La sua presentazione ufficiale è prevista per la fine di questa settimana in una conferenza stampa speciale a San Siro, seguita da una sessione di allenamento aperta al pubblico in cui i tifosi potranno ammirare per la prima volta Anderson con la maglia nerazzurra. Si prevede la partecipazione di migliaia di persone, ansiose di dare il benvenuto all’ala veterana che un tempo tormentava le difese dell’Inter e che ora si unisce a loro.
Anderson parla: “Il momento era perfetto”
Nella sua prima intervista con Inter TV, Anderson ha riflettuto sulla sua decisione di unirsi all’Inter:
“Ho vissuto momenti fantastici in Italia e quando l’Inter mi ha chiamato, ho capito che il momento era perfetto. Questo è un club enorme con ambizioni europee, tifosi di livello mondiale e una chiara identità calcistica. Sono grato per i miei anni alla Lazio, ma ora è il momento di una nuova sfida. Sono pronto a dare tutto per l’Inter”.
Cosa porta Anderson all’Inter
Descrizione delle caratteristiche
Esperienza Oltre 400 presenze in carriera tra Italia, Inghilterra, Portogallo e Brasile
Versatilità Può giocare da ala sinistra, ala destra, centrocampista offensivo, seconda punta
Creatività Dribblatore d’élite, sfondatore di linea e pericoloso sui calci piazzati
Etica del lavoro Alto contributo difensivo, orientato al pressing
Temperamento da grandi partite Comprovata esperienza in derby, Europa League e finali di Coppa
La fame di trofei di un veterano
Nonostante i successi individuali ottenuti nel corso della sua carriera, Anderson ora è concentrato sui risultati collettivi. Si unisce a un’Inter affamata di dominio nazionale e di rinascita europea.

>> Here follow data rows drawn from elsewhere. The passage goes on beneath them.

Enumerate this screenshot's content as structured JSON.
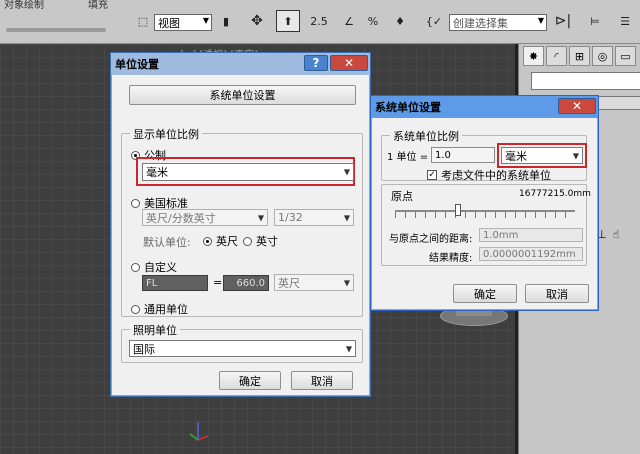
{
  "toolbar": {
    "top_left_label": "对象绘制",
    "top_mid_label": "填充",
    "view_combo": "视图",
    "snap_25": "2.5",
    "percent": "%",
    "selection_set": "创建选择集"
  },
  "viewport": {
    "overlay_label": "[+] [透视] [真实]"
  },
  "units_dialog": {
    "title": "单位设置",
    "help": "?",
    "close": "✕",
    "system_units_button": "系统单位设置",
    "display_scale_label": "显示单位比例",
    "metric_label": "公制",
    "metric_value": "毫米",
    "us_standard_label": "美国标准",
    "us_unit_value": "英尺/分数英寸",
    "us_fraction_value": "1/32",
    "default_unit_label": "默认单位:",
    "feet_label": "英尺",
    "inch_label": "英寸",
    "custom_label": "自定义",
    "custom_name_value": "FL",
    "equals": "=",
    "custom_amount_value": "660.0",
    "custom_unit_value": "英尺",
    "generic_label": "通用单位",
    "lighting_label": "照明单位",
    "lighting_value": "国际",
    "ok": "确定",
    "cancel": "取消"
  },
  "system_dialog": {
    "title": "系统单位设置",
    "close": "✕",
    "scale_group_label": "系统单位比例",
    "one_unit_label": "1 单位 =",
    "scale_value": "1.0",
    "unit_value": "毫米",
    "respect_file_label": "考虑文件中的系统单位",
    "respect_checked": true,
    "origin_label": "原点",
    "origin_value": "16777215.0mm",
    "distance_label": "与原点之间的距离:",
    "distance_value": "1.0mm",
    "precision_label": "结果精度:",
    "precision_value": "0.0000001192mm",
    "ok": "确定",
    "cancel": "取消"
  },
  "colors": {
    "highlight_red": "#c8282a",
    "title_active": "#5d9ae8",
    "title_inactive": "#9fbbe0"
  }
}
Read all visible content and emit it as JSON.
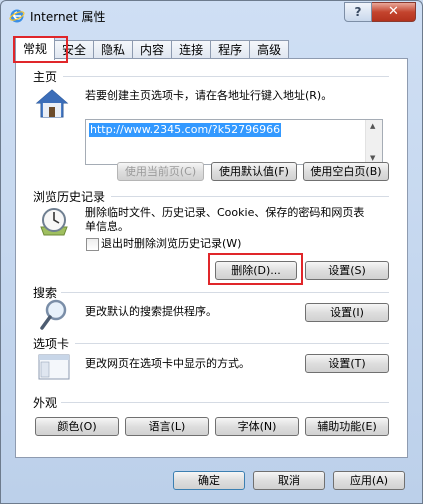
{
  "window": {
    "title": "Internet 属性",
    "help": "?",
    "close": "✕"
  },
  "tabs": [
    "常规",
    "安全",
    "隐私",
    "内容",
    "连接",
    "程序",
    "高级"
  ],
  "home": {
    "heading": "主页",
    "description": "若要创建主页选项卡，请在各地址行键入地址(R)。",
    "url": "http://www.2345.com/?k52796966",
    "btn_current": "使用当前页(C)",
    "btn_default": "使用默认值(F)",
    "btn_blank": "使用空白页(B)"
  },
  "history": {
    "heading": "浏览历史记录",
    "description": "删除临时文件、历史记录、Cookie、保存的密码和网页表单信息。",
    "checkbox": "退出时删除浏览历史记录(W)",
    "btn_delete": "删除(D)...",
    "btn_settings": "设置(S)"
  },
  "search": {
    "heading": "搜索",
    "description": "更改默认的搜索提供程序。",
    "btn_settings": "设置(I)"
  },
  "tabs_section": {
    "heading": "选项卡",
    "description": "更改网页在选项卡中显示的方式。",
    "btn_settings": "设置(T)"
  },
  "appearance": {
    "heading": "外观",
    "btn_colors": "颜色(O)",
    "btn_languages": "语言(L)",
    "btn_fonts": "字体(N)",
    "btn_accessibility": "辅助功能(E)"
  },
  "footer": {
    "ok": "确定",
    "cancel": "取消",
    "apply": "应用(A)"
  },
  "colors": {
    "red_highlight": "#e0262a",
    "url_selection": "#3399ff"
  }
}
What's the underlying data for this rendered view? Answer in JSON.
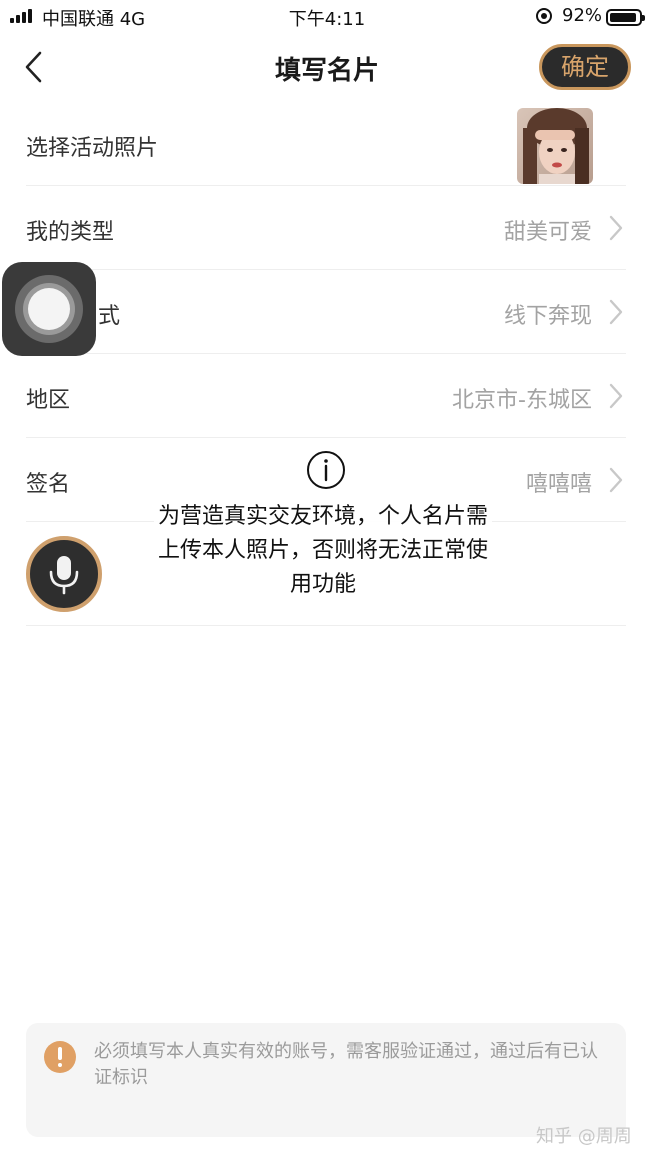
{
  "status_bar": {
    "carrier": "中国联通  4G",
    "time": "下午4:11",
    "battery_percent": "92%",
    "battery_level": 0.92,
    "signal_bars": 4
  },
  "nav": {
    "title": "填写名片",
    "confirm_label": "确定",
    "back_icon": "chevron-left-icon"
  },
  "form": {
    "photo": {
      "label": "选择活动照片"
    },
    "type": {
      "label": "我的类型",
      "value": "甜美可爱"
    },
    "method": {
      "label": "式",
      "value": "线下奔现"
    },
    "region": {
      "label": "地区",
      "value": "北京市-东城区"
    },
    "signature": {
      "label": "签名",
      "value": "嘻嘻嘻"
    }
  },
  "toast": {
    "icon": "info-icon",
    "message": "为营造真实交友环境，个人名片需上传本人照片，否则将无法正常使用功能"
  },
  "notice": {
    "icon": "warning-icon",
    "text": "必须填写本人真实有效的账号，需客服验证通过，通过后有已认证标识"
  },
  "watermark": "知乎 @周周",
  "colors": {
    "accent_gold": "#c9975d",
    "button_dark": "#2b2b2b",
    "value_gray": "#a3a3a3",
    "warning_orange": "#e0a064"
  }
}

I nerazzurri hanno vinto due degli ultimi quattro scudetti e puntano a costruire una squadra in grado di lottare costantemente per la UEFA Champions League, la Coppa Italia e la Supercoppa Italiana.

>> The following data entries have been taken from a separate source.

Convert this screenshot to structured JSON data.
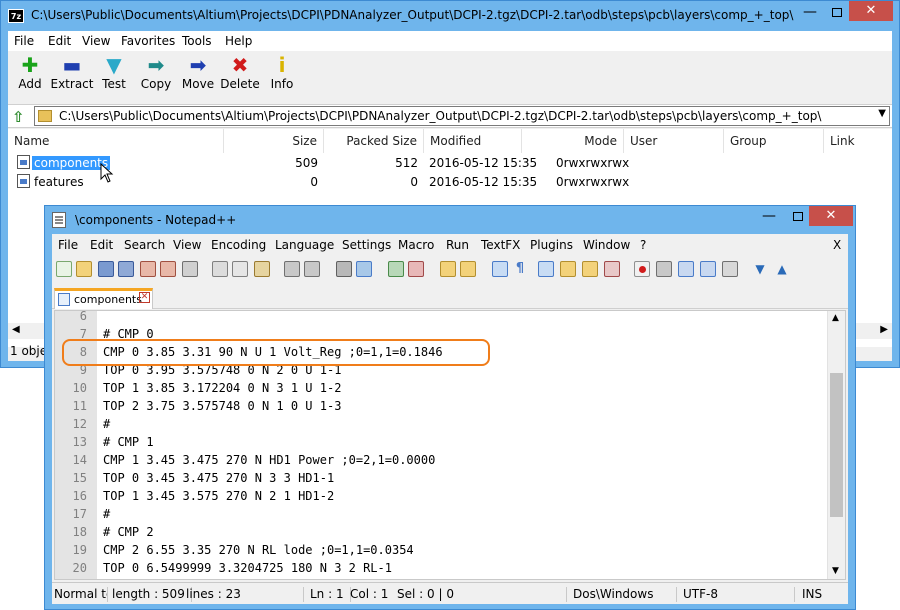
{
  "sevenzip": {
    "title": "C:\\Users\\Public\\Documents\\Altium\\Projects\\DCPI\\PDNAnalyzer_Output\\DCPI-2.tgz\\DCPI-2.tar\\odb\\steps\\pcb\\layers\\comp_+_top\\",
    "app_icon": "7z",
    "menu": [
      "File",
      "Edit",
      "View",
      "Favorites",
      "Tools",
      "Help"
    ],
    "toolbar": [
      {
        "label": "Add",
        "icon": "plus-icon",
        "color": "#1aa31a"
      },
      {
        "label": "Extract",
        "icon": "minus-icon",
        "color": "#1f3fb0"
      },
      {
        "label": "Test",
        "icon": "check-icon",
        "color": "#2aa9c9"
      },
      {
        "label": "Copy",
        "icon": "copy-arrow-icon",
        "color": "#1f8a8a"
      },
      {
        "label": "Move",
        "icon": "move-arrow-icon",
        "color": "#1f3fb0"
      },
      {
        "label": "Delete",
        "icon": "x-icon",
        "color": "#d11b1b"
      },
      {
        "label": "Info",
        "icon": "info-icon",
        "color": "#d9b400"
      }
    ],
    "address": "C:\\Users\\Public\\Documents\\Altium\\Projects\\DCPI\\PDNAnalyzer_Output\\DCPI-2.tgz\\DCPI-2.tar\\odb\\steps\\pcb\\layers\\comp_+_top\\",
    "columns": [
      "Name",
      "Size",
      "Packed Size",
      "Modified",
      "Mode",
      "User",
      "Group",
      "Link"
    ],
    "files": [
      {
        "name": "components",
        "size": "509",
        "packed": "512",
        "modified": "2016-05-12 15:35",
        "mode": "0rwxrwxrwx"
      },
      {
        "name": "features",
        "size": "0",
        "packed": "0",
        "modified": "2016-05-12 15:35",
        "mode": "0rwxrwxrwx"
      }
    ],
    "status": "1 obje"
  },
  "notepad": {
    "title": "\\components - Notepad++",
    "menu": [
      "File",
      "Edit",
      "Search",
      "View",
      "Encoding",
      "Language",
      "Settings",
      "Macro",
      "Run",
      "TextFX",
      "Plugins",
      "Window",
      "?"
    ],
    "close_x": "X",
    "tab": "components",
    "lines": [
      {
        "n": "6",
        "t": ""
      },
      {
        "n": "7",
        "t": "# CMP 0"
      },
      {
        "n": "8",
        "t": "CMP 0 3.85 3.31 90 N U 1 Volt_Reg ;0=1,1=0.1846"
      },
      {
        "n": "9",
        "t": "TOP 0 3.95 3.575748 0 N 2 0 U 1-1"
      },
      {
        "n": "10",
        "t": "TOP 1 3.85 3.172204 0 N 3 1 U 1-2"
      },
      {
        "n": "11",
        "t": "TOP 2 3.75 3.575748 0 N 1 0 U 1-3"
      },
      {
        "n": "12",
        "t": "#"
      },
      {
        "n": "13",
        "t": "# CMP 1"
      },
      {
        "n": "14",
        "t": "CMP 1 3.45 3.475 270 N HD1 Power ;0=2,1=0.0000"
      },
      {
        "n": "15",
        "t": "TOP 0 3.45 3.475 270 N 3 3 HD1-1"
      },
      {
        "n": "16",
        "t": "TOP 1 3.45 3.575 270 N 2 1 HD1-2"
      },
      {
        "n": "17",
        "t": "#"
      },
      {
        "n": "18",
        "t": "# CMP 2"
      },
      {
        "n": "19",
        "t": "CMP 2 6.55 3.35 270 N RL lode ;0=1,1=0.0354"
      },
      {
        "n": "20",
        "t": "TOP 0 6.5499999 3.3204725 180 N 3 2 RL-1"
      }
    ],
    "status": {
      "type": "Normal te",
      "length": "length : 509",
      "lines": "lines : 23",
      "ln": "Ln : 1",
      "col": "Col : 1",
      "sel": "Sel : 0 | 0",
      "eol": "Dos\\Windows",
      "enc": "UTF-8",
      "ins": "INS"
    }
  },
  "colors": {
    "title_bar": "#6fb5ec",
    "close_button": "#c7504a",
    "selection": "#3399ff",
    "highlight_outline": "#f07d1a"
  }
}
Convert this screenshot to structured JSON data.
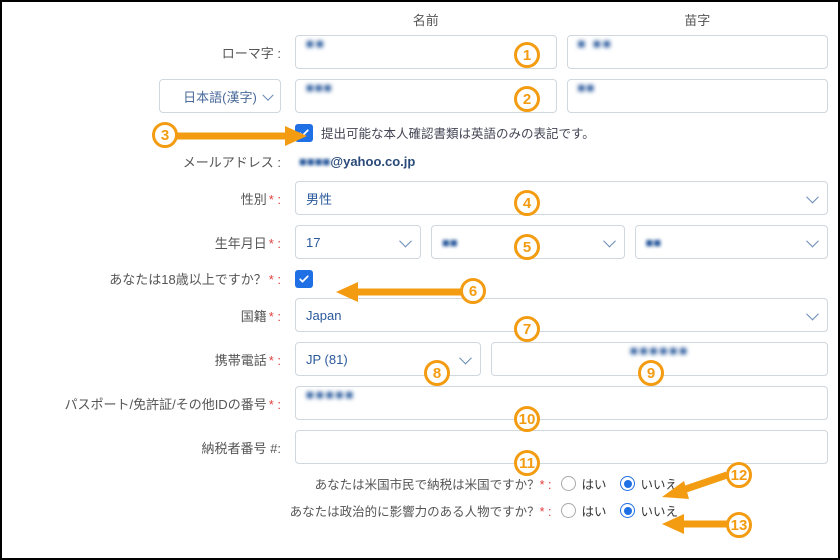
{
  "headers": {
    "first": "名前",
    "last": "苗字"
  },
  "labels": {
    "romaji": "ローマ字 :",
    "kanji": "日本語(漢字)",
    "idDocNote": "提出可能な本人確認書類は英語のみの表記です。",
    "email": "メールアドレス :",
    "gender": "性別",
    "dob": "生年月日",
    "over18": "あなたは18歳以上ですか？",
    "nationality": "国籍",
    "phone": "携帯電話",
    "passport": "パスポート/免許証/その他IDの番号",
    "taxid": "納税者番号 #:",
    "usCitizen": "あなたは米国市民で納税は米国ですか？",
    "pep": "あなたは政治的に影響力のある人物ですか？"
  },
  "values": {
    "romajiFirst": "■■",
    "romajiLast": "■ ■■",
    "kanjiFirst": "■■■",
    "kanjiLast": "■■",
    "emailLocal": "■■■■",
    "emailDomain": "@yahoo.co.jp",
    "gender": "男性",
    "dobDay": "17",
    "dobMonth": "■■",
    "dobYear": "■■",
    "nationality": "Japan",
    "phoneCountry": "JP (81)",
    "phoneNumber": "■■■■■■",
    "passport": "■■■■■"
  },
  "radios": {
    "yes": "はい",
    "no": "いいえ"
  },
  "badges": [
    "1",
    "2",
    "3",
    "4",
    "5",
    "6",
    "7",
    "8",
    "9",
    "10",
    "11",
    "12",
    "13"
  ]
}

Il suo acquisto lancia un messaggio: l’Inter non si limita a pianificare il futuro, ma si sta preparando per vincere ora.

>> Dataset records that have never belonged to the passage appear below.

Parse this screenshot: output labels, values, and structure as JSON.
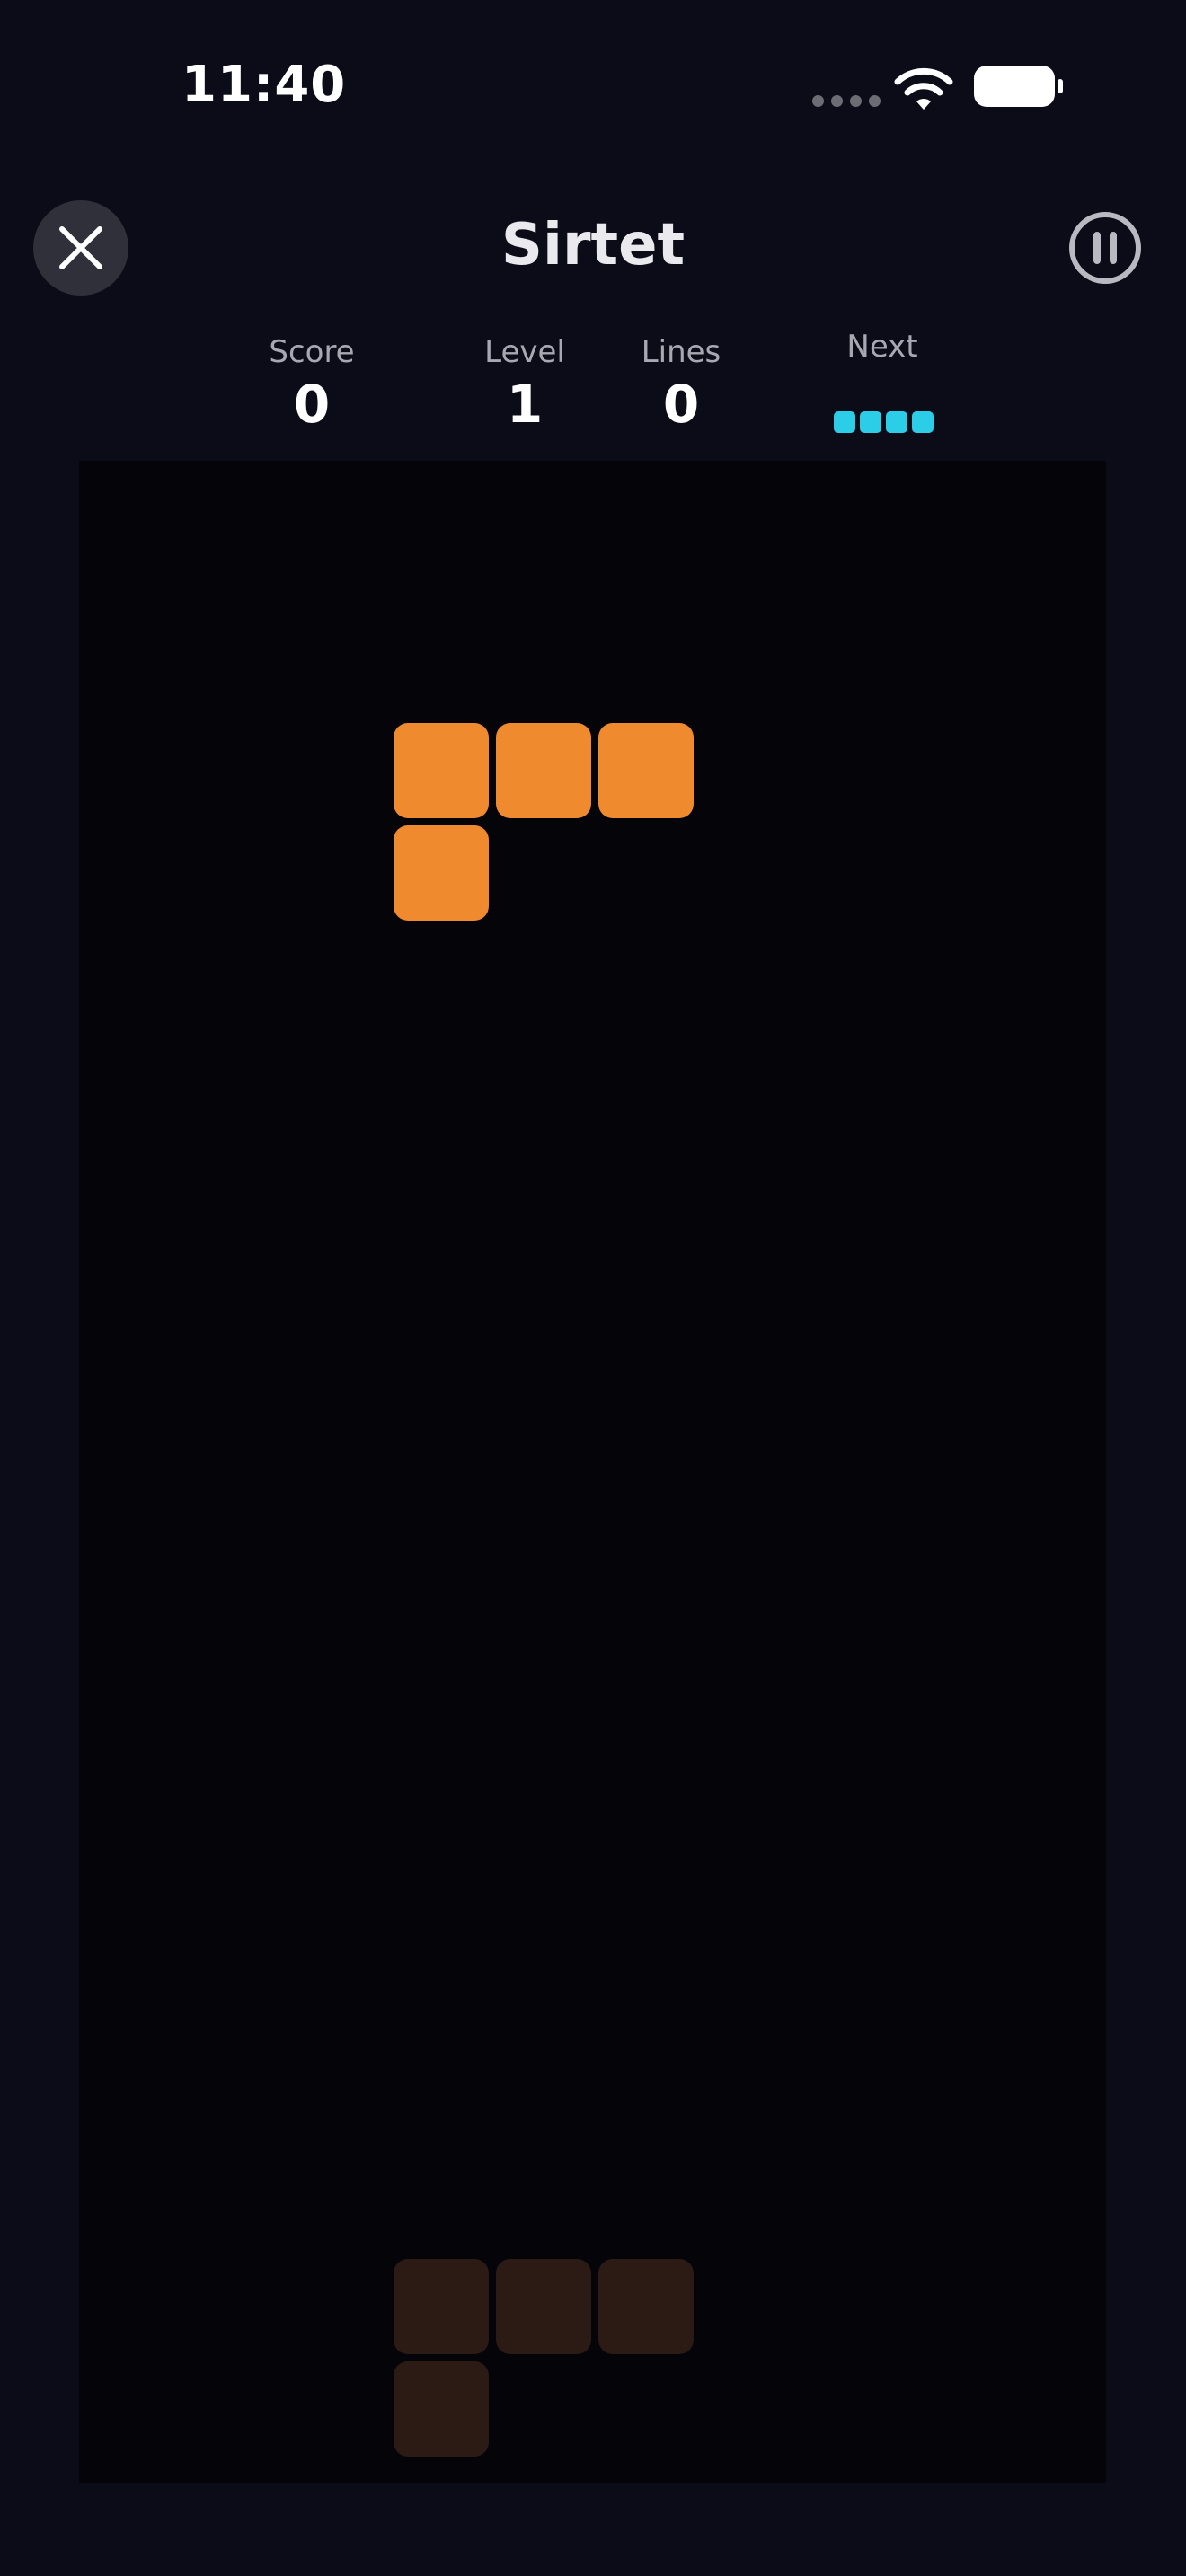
{
  "status_bar": {
    "time": "11:40"
  },
  "header": {
    "title": "Sirtet"
  },
  "stats": {
    "score_label": "Score",
    "score_value": "0",
    "level_label": "Level",
    "level_value": "1",
    "lines_label": "Lines",
    "lines_value": "0",
    "next_label": "Next"
  },
  "next_piece": {
    "type": "I",
    "color": "#2ccde6",
    "cells": 4
  },
  "board": {
    "columns": 10,
    "rows": 20,
    "active_piece": {
      "type": "L",
      "color": "#ef8a2f",
      "cells": [
        [
          3,
          3
        ],
        [
          4,
          3
        ],
        [
          5,
          3
        ],
        [
          3,
          4
        ]
      ]
    },
    "ghost_piece": {
      "color": "#2c1b14",
      "cells": [
        [
          3,
          18
        ],
        [
          4,
          18
        ],
        [
          5,
          18
        ],
        [
          3,
          19
        ]
      ]
    }
  },
  "colors": {
    "background": "#0b0c17",
    "board": "#050509",
    "close_button": "#2f3039",
    "label": "#a7a8b2"
  }
}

Cosa c’è dopo? ✅ Primo allenamento completo con la squadra: questo fine settimana ad Appiano Gentile
Presentazione a San Siro: prevista per sabato
Debutto precampionato: probabile nell’amichevole dell’Inter contro il Siviglia il mese prossimo
Potenziale debutto in Serie A: prima giornata contro il Torino
Conclusioni
L’acquisto da parte dell’Inter di Felipe Anderson potrebbe non essere costato un centesimo, ma potrebbe rivelarsi impagabile in termini di qualità, leadership e mentalità vincente. Con la sua esperienza in Serie A e la sua rinnovata fame di successi, Anderson ha gli strumenti per lasciare un segno duraturo, questa volta con i colori nerazzurri.
Benvenuto all’Inter, Felipe Anderson. San Siro ti aspetta.